Disclosure statement

No potential conflict of interest was reported by the author(s).

Notes

1 An ethnie is a French term for an ethnic community. Such a community is ‘distinguished by both members and outsiders as possessing the attributes of: (1) an identifying name or emblem; (2) a myth of common ancestry; (3) shared historical memories and traditions; (4) one or element of a common culture; a link with an historic territory or ‘homeland’; (5) a measure of solidarity, at least among the elites’ (Smith Citation1999, 13).

2 By postcolonialism, we refer to any approach which seeks to examine the impact of colonisation in former colonies from the perspective of the colonised. Although influenced by poststructuralism, postcolonialism has a more pronounced normative commitment to decolonisation, see Seth, Gandhi, and Dutton (Citation1998, 7–11).

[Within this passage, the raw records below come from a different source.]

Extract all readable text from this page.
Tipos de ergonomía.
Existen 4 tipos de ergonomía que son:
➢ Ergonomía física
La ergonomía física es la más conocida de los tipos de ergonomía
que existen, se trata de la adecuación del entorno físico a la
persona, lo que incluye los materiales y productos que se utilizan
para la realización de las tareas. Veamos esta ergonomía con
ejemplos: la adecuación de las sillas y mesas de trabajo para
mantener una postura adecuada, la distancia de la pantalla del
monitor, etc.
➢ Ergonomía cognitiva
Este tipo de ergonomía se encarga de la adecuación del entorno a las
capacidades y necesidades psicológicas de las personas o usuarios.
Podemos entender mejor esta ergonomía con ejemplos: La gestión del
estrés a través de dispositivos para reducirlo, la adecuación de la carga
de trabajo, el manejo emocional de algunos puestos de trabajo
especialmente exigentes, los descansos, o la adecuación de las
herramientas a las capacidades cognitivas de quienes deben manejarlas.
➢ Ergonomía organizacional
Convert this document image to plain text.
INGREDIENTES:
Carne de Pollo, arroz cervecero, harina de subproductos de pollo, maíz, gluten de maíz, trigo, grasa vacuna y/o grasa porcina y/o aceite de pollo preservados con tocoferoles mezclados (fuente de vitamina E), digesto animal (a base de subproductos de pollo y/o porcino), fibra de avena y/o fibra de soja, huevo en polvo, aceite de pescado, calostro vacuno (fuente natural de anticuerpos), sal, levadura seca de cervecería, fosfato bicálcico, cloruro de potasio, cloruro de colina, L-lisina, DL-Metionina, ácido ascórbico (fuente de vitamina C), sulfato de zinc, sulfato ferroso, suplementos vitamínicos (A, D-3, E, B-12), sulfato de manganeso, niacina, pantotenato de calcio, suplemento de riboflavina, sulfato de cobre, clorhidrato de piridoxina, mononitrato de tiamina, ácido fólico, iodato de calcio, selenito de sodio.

3 Globalisation is a contested term but refers to how we now live in one world. The argument made by globalisation theorists in the late twentieth century was that advances in information and communication technology and the concomitant deregulation of the global markets had created an embryonic global civil society which transcended the borders of nation-states. For an introduction to the globalisation debate, see Held and McGrew (Citation2000).

4 To be precise, this is dated from the Iranian revolution in 1979. However, the intensity of this phenomenon coincides with the end of the Cold War (1989) and the onset of globalisation.

5 For further discussion of the limits of the gender-centric and feminist critiques of nationalism, see Smith (Citation2003a, 210).

6 See footnote 1 above for a definition of ethnie.

7 Historically, the Sikhs, like Ulster Unionists, and Indians and Chinese in Africa and East Asia in the nineteenth and twentieth centuries, are sometimes referred to as ‘dominant minorities’ who exercised political or economic control because of colonisation or their economic power. Under the Raj, the metaphors of ‘Ulster’ for the Punjab and ‘Protestant’ for Sikhs were regularly used in colonial thinking.